The concept also resonates with Biopolitics as a cross-referenced canonical: both name a form of power that operates through the management of collective life rather than through overt juridical force, and both locate the subject's capture in something that masquerades as natural or transcendent. However, Political Theology as used here is more genealogical and ideological-critical than biopolitical — it is concerned with the production of false transcendence rather than the administration of bare life. Against the backdrop of Desire, Ego, and Identification, the concept implies that political-theological structures function precisely by capturing identification and redirecting desire toward the collective as pseudo-object, substituting the Great Beast's authority for the symbolic law and flooding the ego with a socially ratified misrecognition.
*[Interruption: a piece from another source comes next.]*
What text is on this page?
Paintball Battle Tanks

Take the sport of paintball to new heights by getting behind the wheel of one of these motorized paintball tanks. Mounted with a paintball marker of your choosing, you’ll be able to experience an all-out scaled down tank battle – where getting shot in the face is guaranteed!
Fetishistic Disavowal is also implicitly at work: subjects know, at some level, that the collective's divinity is manufactured, yet they act as if it were genuine — the classic "I know very well, but nevertheless…" structure.
Key formulations
Simone Weil and Theology (p.21)
In essence there exists a political-theology, the emphasis being placed on the political as preceding the ersatz religiosity.
The theoretical weight of this sentence lies in the phrase "the political as preceding the ersatz religiosity": by insisting on the priority of the political, it reverses the standard assumption that religion is an autonomous origin which politics then borrows from, and instead frames "ersatz religiosity" — the fake, substitute quality of collective divinity — as a product generated by the political order itself, exposing the theological as always already an ideological effect.